There is currently no indication that auditors have been guilty of any wrongdoing. However, Maguire argues that some of the loopholes currently being signed off, such as Chelsea’s eight-year player contracts, are legitimate but don’t pass the “smell test”.
Are the rules too complex?
With several high-profile problems arising, it’s easy to assume the rules concerning club finances are simply too complex. However, that is not the case, Maguire says.
“I think the accounting is actually quite straightforward,” he says. “Clubs have got no excuse for saying they didn’t know what the rules were. The rules are very much in the public domain. There are monthly club executive meetings with the Premier League. Anybody saying they weren’t aware of the rules is being very mischievous.”

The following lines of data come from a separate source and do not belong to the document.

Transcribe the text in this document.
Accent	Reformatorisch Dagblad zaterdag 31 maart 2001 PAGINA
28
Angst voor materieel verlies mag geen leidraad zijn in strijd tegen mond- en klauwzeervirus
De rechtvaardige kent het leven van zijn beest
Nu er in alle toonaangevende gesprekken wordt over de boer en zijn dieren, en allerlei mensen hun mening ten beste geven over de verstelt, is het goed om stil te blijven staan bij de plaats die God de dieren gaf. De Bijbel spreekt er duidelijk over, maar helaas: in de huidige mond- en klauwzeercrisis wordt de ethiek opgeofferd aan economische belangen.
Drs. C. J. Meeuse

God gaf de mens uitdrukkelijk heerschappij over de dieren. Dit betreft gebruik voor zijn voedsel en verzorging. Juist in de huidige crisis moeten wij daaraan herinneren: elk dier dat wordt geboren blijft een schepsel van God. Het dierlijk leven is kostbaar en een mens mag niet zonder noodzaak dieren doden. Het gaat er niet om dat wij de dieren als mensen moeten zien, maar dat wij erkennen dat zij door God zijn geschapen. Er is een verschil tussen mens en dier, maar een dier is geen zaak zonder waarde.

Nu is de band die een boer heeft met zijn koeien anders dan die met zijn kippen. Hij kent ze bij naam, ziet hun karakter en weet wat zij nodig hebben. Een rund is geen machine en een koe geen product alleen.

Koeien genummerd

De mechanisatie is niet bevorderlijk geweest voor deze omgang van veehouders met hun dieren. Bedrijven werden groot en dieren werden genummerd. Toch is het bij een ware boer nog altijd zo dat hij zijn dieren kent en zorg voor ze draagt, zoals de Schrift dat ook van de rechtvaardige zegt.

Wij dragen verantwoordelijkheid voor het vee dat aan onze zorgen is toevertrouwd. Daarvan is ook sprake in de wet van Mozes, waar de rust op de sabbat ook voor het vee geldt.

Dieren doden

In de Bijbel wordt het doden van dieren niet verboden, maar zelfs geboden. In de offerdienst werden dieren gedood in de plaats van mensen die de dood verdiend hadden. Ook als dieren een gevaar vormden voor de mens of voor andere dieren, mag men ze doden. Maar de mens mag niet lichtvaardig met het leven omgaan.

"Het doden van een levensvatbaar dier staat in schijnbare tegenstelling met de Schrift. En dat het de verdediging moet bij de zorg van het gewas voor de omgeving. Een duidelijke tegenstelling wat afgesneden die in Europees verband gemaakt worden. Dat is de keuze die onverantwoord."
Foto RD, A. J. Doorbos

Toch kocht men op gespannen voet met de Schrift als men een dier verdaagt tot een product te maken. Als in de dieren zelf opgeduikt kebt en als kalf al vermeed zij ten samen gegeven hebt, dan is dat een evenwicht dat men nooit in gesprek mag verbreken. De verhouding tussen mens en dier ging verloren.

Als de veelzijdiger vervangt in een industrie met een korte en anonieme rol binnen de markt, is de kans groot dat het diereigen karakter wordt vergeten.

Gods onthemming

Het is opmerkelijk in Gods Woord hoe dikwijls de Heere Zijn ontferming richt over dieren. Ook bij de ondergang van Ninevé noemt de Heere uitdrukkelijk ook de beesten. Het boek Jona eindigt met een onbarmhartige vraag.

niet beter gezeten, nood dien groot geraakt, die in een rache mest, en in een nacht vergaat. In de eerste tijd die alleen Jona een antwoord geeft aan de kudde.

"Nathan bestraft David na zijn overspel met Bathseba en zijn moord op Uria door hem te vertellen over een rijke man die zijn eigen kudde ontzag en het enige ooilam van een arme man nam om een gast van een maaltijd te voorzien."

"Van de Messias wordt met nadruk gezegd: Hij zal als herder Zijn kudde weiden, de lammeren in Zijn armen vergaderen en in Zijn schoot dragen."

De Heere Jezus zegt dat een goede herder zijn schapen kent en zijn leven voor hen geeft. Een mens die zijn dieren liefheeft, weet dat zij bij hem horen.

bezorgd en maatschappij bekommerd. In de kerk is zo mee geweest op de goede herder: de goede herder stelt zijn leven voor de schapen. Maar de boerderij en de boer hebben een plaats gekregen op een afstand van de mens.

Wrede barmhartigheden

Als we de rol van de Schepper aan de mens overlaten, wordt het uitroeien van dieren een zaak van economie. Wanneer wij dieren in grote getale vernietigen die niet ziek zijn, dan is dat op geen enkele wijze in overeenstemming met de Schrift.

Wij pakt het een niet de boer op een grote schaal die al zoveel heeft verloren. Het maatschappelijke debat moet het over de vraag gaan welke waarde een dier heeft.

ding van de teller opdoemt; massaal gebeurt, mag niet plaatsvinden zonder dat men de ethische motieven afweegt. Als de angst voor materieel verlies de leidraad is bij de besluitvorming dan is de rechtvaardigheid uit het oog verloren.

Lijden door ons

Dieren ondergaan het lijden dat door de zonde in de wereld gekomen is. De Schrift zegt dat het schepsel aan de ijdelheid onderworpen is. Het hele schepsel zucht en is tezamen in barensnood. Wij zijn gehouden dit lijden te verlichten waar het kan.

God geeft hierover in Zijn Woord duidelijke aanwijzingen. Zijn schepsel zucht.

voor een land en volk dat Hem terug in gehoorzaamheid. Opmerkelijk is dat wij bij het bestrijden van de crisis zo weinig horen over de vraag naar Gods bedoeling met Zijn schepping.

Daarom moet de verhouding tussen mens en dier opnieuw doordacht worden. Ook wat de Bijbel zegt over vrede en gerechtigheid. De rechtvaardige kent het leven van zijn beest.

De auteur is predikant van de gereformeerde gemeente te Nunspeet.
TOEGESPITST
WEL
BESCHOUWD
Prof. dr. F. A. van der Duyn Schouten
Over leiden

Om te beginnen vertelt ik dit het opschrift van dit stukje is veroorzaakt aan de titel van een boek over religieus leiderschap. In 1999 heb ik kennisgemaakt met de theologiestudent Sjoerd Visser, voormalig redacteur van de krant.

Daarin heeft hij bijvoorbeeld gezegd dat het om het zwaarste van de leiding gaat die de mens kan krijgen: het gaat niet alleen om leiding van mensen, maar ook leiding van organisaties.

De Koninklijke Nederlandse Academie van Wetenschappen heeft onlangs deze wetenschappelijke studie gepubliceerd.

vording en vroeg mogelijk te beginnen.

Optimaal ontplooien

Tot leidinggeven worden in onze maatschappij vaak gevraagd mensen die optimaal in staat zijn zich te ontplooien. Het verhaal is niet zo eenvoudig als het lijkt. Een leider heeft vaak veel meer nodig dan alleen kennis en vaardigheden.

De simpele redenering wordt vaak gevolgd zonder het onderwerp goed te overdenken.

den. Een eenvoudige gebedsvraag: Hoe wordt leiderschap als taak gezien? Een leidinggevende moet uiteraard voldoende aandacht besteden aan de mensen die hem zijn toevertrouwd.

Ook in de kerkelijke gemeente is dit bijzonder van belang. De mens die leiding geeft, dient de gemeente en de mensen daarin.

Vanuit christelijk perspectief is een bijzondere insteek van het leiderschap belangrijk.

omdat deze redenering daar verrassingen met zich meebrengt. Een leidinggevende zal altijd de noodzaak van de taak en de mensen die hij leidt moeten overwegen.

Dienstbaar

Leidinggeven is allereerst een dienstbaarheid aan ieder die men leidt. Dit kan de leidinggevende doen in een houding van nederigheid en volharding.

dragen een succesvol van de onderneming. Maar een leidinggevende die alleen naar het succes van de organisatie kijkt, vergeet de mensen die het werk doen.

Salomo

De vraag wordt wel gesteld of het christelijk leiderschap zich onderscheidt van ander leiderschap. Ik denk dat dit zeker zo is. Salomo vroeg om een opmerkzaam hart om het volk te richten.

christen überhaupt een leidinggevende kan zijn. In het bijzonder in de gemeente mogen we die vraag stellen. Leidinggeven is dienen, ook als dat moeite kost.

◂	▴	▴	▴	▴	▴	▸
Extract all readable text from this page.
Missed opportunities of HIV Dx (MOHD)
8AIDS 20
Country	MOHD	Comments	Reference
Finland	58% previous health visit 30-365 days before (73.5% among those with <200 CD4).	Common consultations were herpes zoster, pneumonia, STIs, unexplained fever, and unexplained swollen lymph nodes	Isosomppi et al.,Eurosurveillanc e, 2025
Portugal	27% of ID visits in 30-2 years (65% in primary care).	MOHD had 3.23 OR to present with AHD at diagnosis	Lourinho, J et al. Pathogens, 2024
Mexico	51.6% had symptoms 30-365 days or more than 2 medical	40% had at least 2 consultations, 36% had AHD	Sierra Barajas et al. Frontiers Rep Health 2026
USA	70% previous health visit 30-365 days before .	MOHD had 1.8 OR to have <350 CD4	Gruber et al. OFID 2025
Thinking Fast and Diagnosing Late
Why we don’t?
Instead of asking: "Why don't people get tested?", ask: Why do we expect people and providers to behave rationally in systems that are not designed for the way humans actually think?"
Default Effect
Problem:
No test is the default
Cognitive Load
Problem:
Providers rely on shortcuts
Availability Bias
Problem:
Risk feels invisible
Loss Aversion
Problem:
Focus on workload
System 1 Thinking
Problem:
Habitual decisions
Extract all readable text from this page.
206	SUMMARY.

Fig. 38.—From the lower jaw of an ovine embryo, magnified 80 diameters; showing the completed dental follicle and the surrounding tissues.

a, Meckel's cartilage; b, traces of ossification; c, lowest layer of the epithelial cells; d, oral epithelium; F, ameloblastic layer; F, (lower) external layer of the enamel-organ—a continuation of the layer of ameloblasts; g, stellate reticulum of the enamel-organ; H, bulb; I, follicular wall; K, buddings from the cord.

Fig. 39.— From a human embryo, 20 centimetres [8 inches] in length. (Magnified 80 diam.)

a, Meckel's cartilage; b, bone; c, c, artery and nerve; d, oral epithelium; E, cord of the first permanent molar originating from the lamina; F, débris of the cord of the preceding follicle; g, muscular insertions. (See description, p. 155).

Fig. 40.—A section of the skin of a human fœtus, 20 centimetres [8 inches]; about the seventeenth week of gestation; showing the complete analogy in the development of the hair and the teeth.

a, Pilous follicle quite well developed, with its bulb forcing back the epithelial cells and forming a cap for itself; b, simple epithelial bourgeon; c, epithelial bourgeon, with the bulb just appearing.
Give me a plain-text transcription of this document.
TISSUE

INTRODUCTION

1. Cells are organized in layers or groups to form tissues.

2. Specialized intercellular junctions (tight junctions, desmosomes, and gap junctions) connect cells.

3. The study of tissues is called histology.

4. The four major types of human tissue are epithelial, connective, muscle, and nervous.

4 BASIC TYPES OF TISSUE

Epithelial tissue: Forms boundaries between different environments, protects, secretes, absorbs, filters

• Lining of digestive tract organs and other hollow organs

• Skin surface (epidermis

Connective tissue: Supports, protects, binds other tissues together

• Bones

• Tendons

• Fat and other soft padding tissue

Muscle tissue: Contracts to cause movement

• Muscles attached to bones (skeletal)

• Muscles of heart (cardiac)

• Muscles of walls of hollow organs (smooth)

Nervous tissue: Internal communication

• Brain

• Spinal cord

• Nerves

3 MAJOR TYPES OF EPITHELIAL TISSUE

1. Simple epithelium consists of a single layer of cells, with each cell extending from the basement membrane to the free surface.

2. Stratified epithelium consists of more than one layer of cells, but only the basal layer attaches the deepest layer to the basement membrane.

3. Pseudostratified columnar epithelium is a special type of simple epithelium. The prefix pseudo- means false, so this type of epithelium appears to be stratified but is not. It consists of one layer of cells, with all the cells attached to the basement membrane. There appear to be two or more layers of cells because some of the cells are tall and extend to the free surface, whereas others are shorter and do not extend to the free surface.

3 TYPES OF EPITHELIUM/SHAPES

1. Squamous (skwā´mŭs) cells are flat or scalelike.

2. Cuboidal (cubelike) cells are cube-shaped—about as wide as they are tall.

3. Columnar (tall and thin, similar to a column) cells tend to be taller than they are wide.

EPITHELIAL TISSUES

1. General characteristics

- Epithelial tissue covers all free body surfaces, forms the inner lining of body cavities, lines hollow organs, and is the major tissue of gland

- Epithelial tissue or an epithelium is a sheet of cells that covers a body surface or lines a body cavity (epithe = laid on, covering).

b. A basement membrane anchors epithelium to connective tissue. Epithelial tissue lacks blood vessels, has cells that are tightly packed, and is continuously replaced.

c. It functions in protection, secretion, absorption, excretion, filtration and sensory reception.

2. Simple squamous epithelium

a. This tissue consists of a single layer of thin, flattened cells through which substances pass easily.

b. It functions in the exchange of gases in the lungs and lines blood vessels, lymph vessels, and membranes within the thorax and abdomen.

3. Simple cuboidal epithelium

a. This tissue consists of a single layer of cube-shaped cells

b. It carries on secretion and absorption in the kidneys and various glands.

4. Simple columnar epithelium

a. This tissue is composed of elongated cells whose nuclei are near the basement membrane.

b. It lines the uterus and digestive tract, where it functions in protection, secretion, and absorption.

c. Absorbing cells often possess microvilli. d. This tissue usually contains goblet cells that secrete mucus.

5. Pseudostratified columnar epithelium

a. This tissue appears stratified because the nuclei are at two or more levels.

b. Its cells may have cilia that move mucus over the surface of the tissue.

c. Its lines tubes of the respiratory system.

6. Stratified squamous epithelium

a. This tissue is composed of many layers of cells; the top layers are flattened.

The experience of being an accountant in the finance team at any EPL club likely varies depending on the club’s owner, Maguire says. Some owners are happy to stay within the boundaries of the spirit of the rules. Others fly close to the sun in pursuit of the ultimate rewards that can come, both on and off the pitch, with sporting success.
When owners do cross the line, the resulting media circus around EPL finances, rather than a focus on the beautiful game, is not doing anyone any favours. It particularly hurts the fans.
“You can see why there is so much cynicism and pushback,” says Maguire, a die-hard Brighton & Hove Albion supporter, who commutes 400 kilometres to work each week, in Liverpool, because he wants to live close to his football club.
“It has made accountants and lawyers in sport into celebrities. It’s ludicrous, and it’s not the reason we fall in love with the game.”